4.7 De wrakingskamer overweegt dat de inhoud van het proces-verbaal geen letterlijke, maar een zakelijke weergave is van hetgeen zich ter zitting heeft afgespeeld. De griffier heeft hetgeen zich ter zitting heeft afgespeeld vastgelegd in het proces-verbaal, waarna verweerders zich akkoord hebben verklaard met de inhoud ervan. Aldus moet ervan worden uitgegaan dat het proces-verbaal een weergave is van de gang van zaken op de zitting en de mededelingen van verzoekers, zoals deze door verweerders zijn opgevat.

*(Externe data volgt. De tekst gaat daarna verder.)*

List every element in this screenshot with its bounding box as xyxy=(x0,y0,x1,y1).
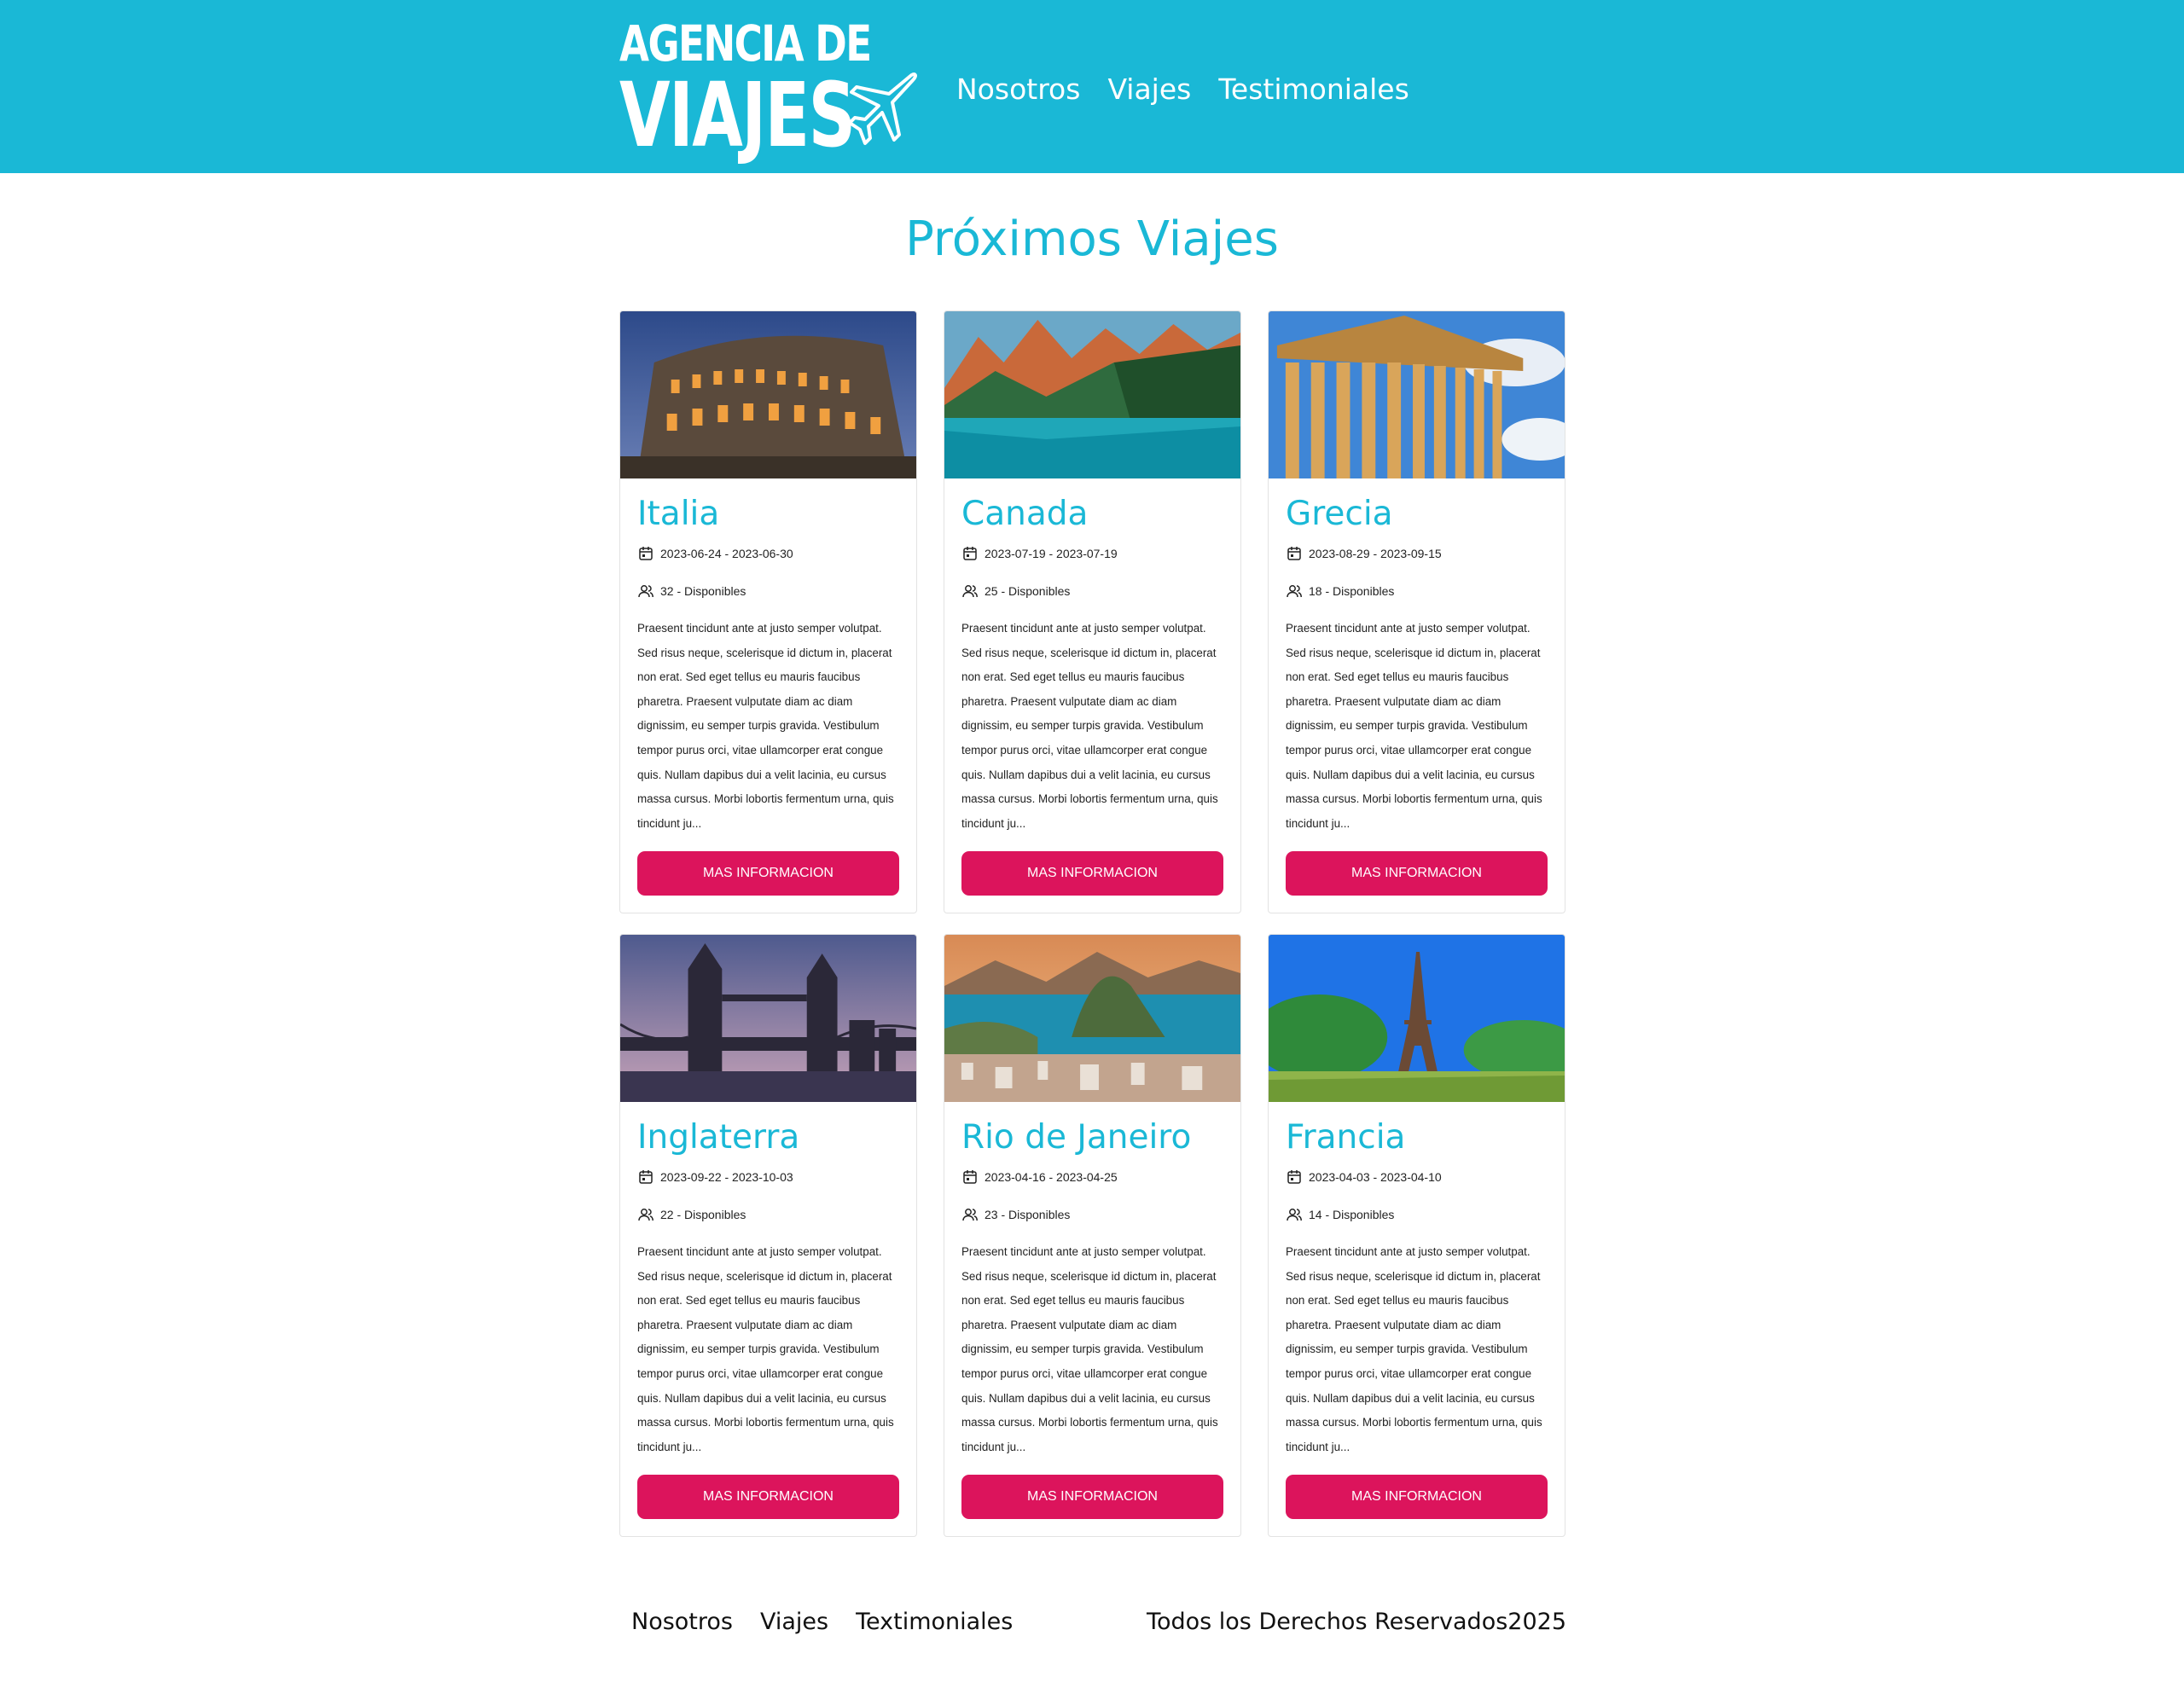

4.8 De wrakingskamer overweegt dat, indien en voor zover al zou komen vast te staan dat verweerders een andere uitleg hebben gegeven aan de door verzoekers ter zitting gehanteerde terminologie dan verzoekers voorstond, zulks nog niet automatisch tot gevolg heeft dat de inhoud van het proces-verbaal in strijd met de waarheid is, noch dat daarmee sprake is van zodanige onjuistheden dat dit een objectief gerechtvaardigde vrees voor partijdigheid oplevert. De wrakingskamer acht goed voorstelbaar dat de door verzoekers gebezigde bewoordingen voor meerdere interpretaties vatbaar zijn. Tegen de door verweerders op 13 maart 2017 genomen beslissing tot het niet in behandeling nemen van het verzoek tot wraking richt het wrakingsverzoek zich echter niet. Overigens zou die beslissing ook niet inhoudelijk beoordeeld kunnen worden op grond van het bepaalde in artikel 2 lid 3 van het Wrakingsprotocol van de raden. Daarin wordt immers bepaald dat tegen de beslissing tot het niet in behandeling nemen van het wrakingsverzoek geen rechtsmiddel openstaat. De wrakingskamer is op grond van het voorgaande van oordeel dat niet is gebleken van feiten of omstandigheden waardoor de tuchtrechtelijke onpartijdigheid van verweerders schade zou kunnen leiden of de schijn van vooringenomenheid zou kunnen worden gewekt. De wrakingskamer zal het verzoek tot wraking dan ook afwijzen.
BESLISSING
De wrakingskamer van de raad van discipline in het ressort ’s-Hertogenbosch
- wijst het verzoek tot wraking af.
Aldus beslist door mr. M.E. Bartels, voorzitter en mrs. N.M. Lindhout-Schot, P.J.W.M. Theunissen , leden, bijgestaan door mr. T.H.G. van de Langenberg, als griffier en in het openbaar uitgesproken op 1 mei 2017
Griffier Voorzitter
mededelingen van de griffier ter informatie:
Deze beslissing is in afschrift op 1 mei 2017
verzonden aan:
- verzoekers
- verweerders
- de deken van de orde van advocaten in het arrondissement Overijssel
- de deken van de Orde van Advocaten in het arrondissement Oost-Brabant
Tegen deze beslissing staat geen rechtsmiddel open.